If ever a case could be put forward to the International Cricket Council for the implementation of a World Cricket Second Division then the time is ripe for it to happen now.
The current ICC Champions Trophy which has been billed as a premier showcase event for world cricket is doing more damage to the sport than it is good and the only thing that appears to be getting showcased is the huge chasm between the world’s elite teams and it’s minnows. A factor that no doubt must be turning many potential global sponsors away from investing their dollars into the sport or it’s teams that habitually remain to be uncompetitive at the highest level.
To date, the minnow teams of Bangladesh, Kenya, Zimbabwe and the USA, have not only failed to win a match, or mismatch as I see it, but have also failed to show that they can even compete at the elite level with exception of one match only between Sri Lanka and Zimbabwe where the Zimbabweans lost by only four wickets and this result was the exception rather than rule.
Results so far show the greatest losing margin was that of the USA against New Zealand - 210 runs and with the exception of the above mentioned match the lowest losing margin has been by Kenya in their match against India, a margin of 98 runs. All matches were completed well within their allotted overs and the fans stayed away from the games in their droves, obviously knowing that it would be pointless spending their money on admission tickets and travel to stadiums.
The excuse we keep hearing from cricket authorities and those involved in the scheduling of these mismatches is: “They are good experience for the minnow teams and assist these teams to develop and compete in future tournaments.” Oh dear, what a load of poppycock! Do those spouting this line really think cricket fans are so stupid.
How can the continual thrashing of these teams be good for cricket or good for the individual team for that matter? Experience! What experience is that? Coming up against sides that continue to thrash you is NOT good experience for anyone and just further proves the minnow teams are out of their depth in current world circles.

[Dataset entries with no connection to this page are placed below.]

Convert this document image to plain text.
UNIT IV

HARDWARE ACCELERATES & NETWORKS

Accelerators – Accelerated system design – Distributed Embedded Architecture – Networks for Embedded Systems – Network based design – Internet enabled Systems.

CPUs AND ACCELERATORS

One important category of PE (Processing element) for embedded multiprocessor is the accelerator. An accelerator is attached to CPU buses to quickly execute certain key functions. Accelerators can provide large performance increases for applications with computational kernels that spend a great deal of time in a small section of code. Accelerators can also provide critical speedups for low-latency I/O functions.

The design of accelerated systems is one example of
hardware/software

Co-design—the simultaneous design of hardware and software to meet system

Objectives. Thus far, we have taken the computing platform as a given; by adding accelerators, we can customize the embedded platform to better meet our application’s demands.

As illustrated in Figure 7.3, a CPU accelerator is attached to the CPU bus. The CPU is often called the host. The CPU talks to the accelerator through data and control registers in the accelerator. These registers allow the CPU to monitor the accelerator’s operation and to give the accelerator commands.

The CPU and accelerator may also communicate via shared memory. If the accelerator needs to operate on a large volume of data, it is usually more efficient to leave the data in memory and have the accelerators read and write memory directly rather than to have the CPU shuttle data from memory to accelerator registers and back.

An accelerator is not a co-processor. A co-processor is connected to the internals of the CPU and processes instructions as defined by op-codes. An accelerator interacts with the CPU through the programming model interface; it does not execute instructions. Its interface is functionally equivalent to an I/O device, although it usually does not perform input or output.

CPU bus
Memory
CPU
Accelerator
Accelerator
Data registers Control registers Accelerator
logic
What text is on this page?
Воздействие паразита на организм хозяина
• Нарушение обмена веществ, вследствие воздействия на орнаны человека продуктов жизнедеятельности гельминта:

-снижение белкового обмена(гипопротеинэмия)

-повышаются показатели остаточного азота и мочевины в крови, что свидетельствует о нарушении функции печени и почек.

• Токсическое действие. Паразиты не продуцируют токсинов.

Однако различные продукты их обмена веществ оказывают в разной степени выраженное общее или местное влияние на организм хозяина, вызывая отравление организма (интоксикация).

Global sponsors who are looking to invest their dollars into cricket are being chased away in droves by the performance of these minnow teams. Sponsors want to associate their names or brands with winners and when a team never wins, what hope is their for attracting the dollars that are essential for a team to improve. In addition, who would want to associate or advertise their brand with a stadium where the only eyeballs who will see their advertising are those of the players and cricket commentators. Advertisers clamour for exposure where the crowds gather, but the crowds just have not attended matches in any number to date during the ICC’s premier Champions Trophy Tournament. However, one must add that the fickle English weather has also played a part in keeping the crowds away with most matches affected to some degree by rain. Only a fool would schedule such a tournament for England during their historically wettest month.
In recent years the ICC has gone hell for leather promoting cricket on a global scale to ensure the long term survival of the sport and to attract further interest to ensure it’s long term survival and they are to be highly commended for this, but also criticised for allowing the chasm between the minnow teams and the more competitive nations to deepen rather than be closed. Rather than realise that the only way these minnow teams will improve is by competing on a level playing field against teams of similar standard, they have continued in promoting series where developing teams are hopelessly outclassed, outplayed and outsponsored. Winners earn dollars and attract sponsorship, dollars mean improved development and improved development means better performances.
The ICC can throw away as many dollars as it likes on promoting series for mismatched teams, but this will not improve those struggling teams one iota. The answer is to put these developing teams onto a level playing field where they can meet degrees of success that can transfer into financial success for the sport and team as a whole and the only way this will be achieved in the near future is for the ICC to investigate the implementation of a World Cricket Second Division, or call it what you like, to encompass teams that currently fall under the minnow umbrella or ANY other team that believes it could compete at such a level.
There’s an old saying: “Nothing succeeds like success.”
The ICC cannot continue to pour the dollars it has available for developing the sport down the drain without evidence that it is actually improving those teams that receive such funding because sooner or later those dollars will dry up and replacement dollars will be much harder to get hold of from global sponsors, media outlets and similar who are NOT getting a return on their investments.
If one day cricket is to survive into the next century, then swift action is required to ensure this game remains truly global rather than limited to the popular geographic locations of the Sub-continent, UK and the Oceania regions.